The Sun Does Shine by Anthony Ray Hinton is a beautiful and harrowing memoir detailing the time Hinton spent on death row for a wrongful conviction. Hinton makes a strong case for second chances, highlights the anti-black biases throughout the judiciary system, and demands the reader feel the helplessness he was put through throughout his narrative.

Other Alabama Reads include...

Just Mercy by Bryan Stevenson - this memoir outlining Bryan Stevenson's career fighting to overturn death sentences in Alabama is perfect to read alongside Anthony Ray Hinton's memoir. Hinton was one off the wrongfully convicted inmates on death row who Stevenson represented and ultimately got released.

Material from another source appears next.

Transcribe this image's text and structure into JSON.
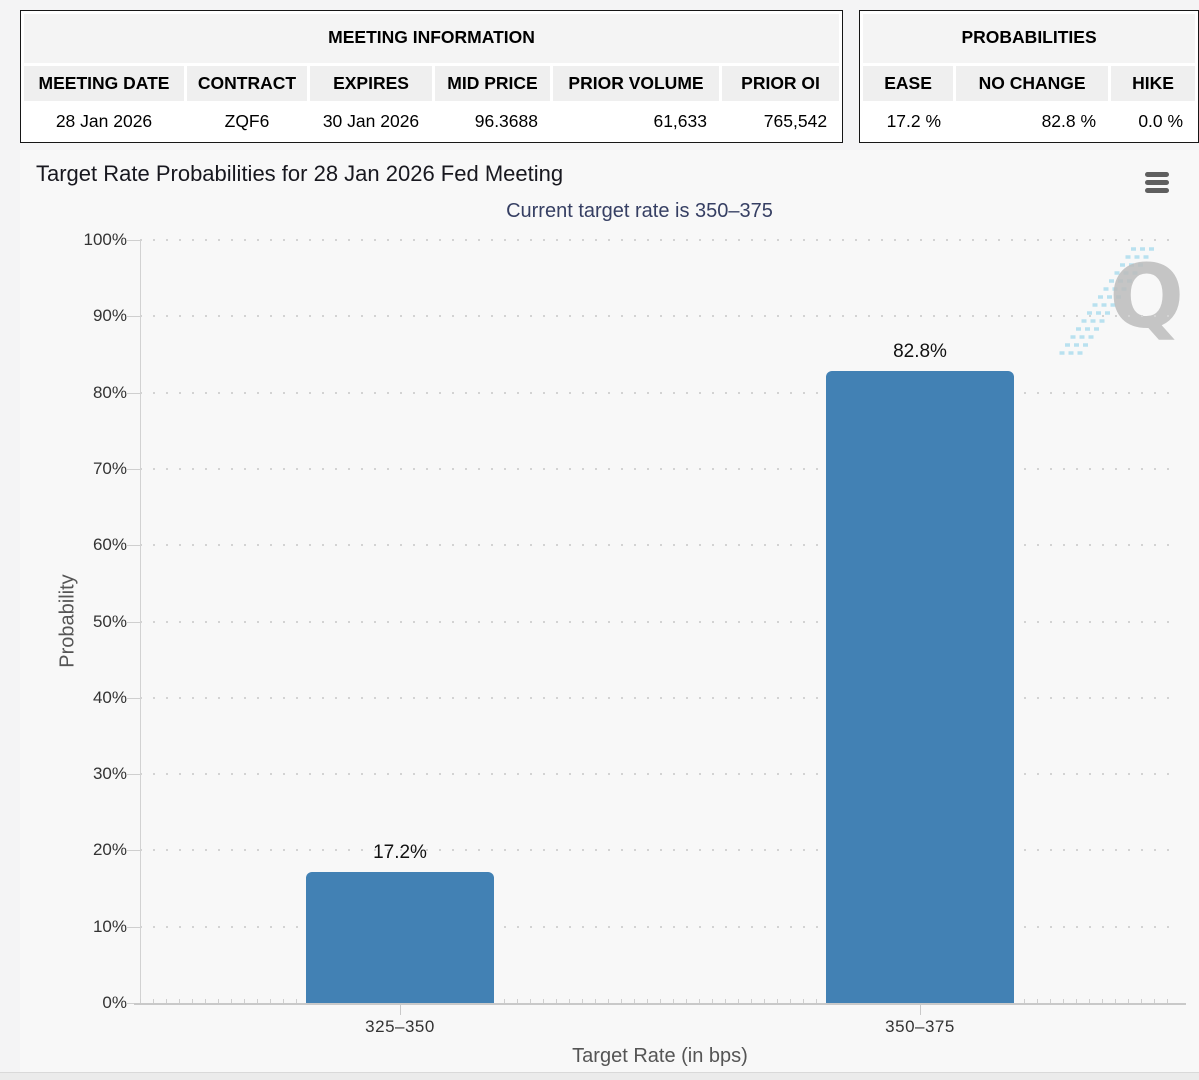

Looking for Alaska by John Green is a young adult novel that draws inspiration from Green's experience in an Alabama boarding school. It's a coming-of-age story of friendship, tomfoolery, heartbreak, loss, and grief.

Martin Luther King Jr.'s Stride Toward Freedom reflects on the Montgomery Bus Boycott. It is absolutely as brilliant as you would expect King's writing to be.

Zora Neale Hurston's Barracoon is the autobiography of Cudjo Lewis. In 1927, when Hurston began writing this biography, Lewis was 86 years old, living outside of Mobile, and the last living person to have been captured and transported to the Americas as part of the Atlantic Slave Trade.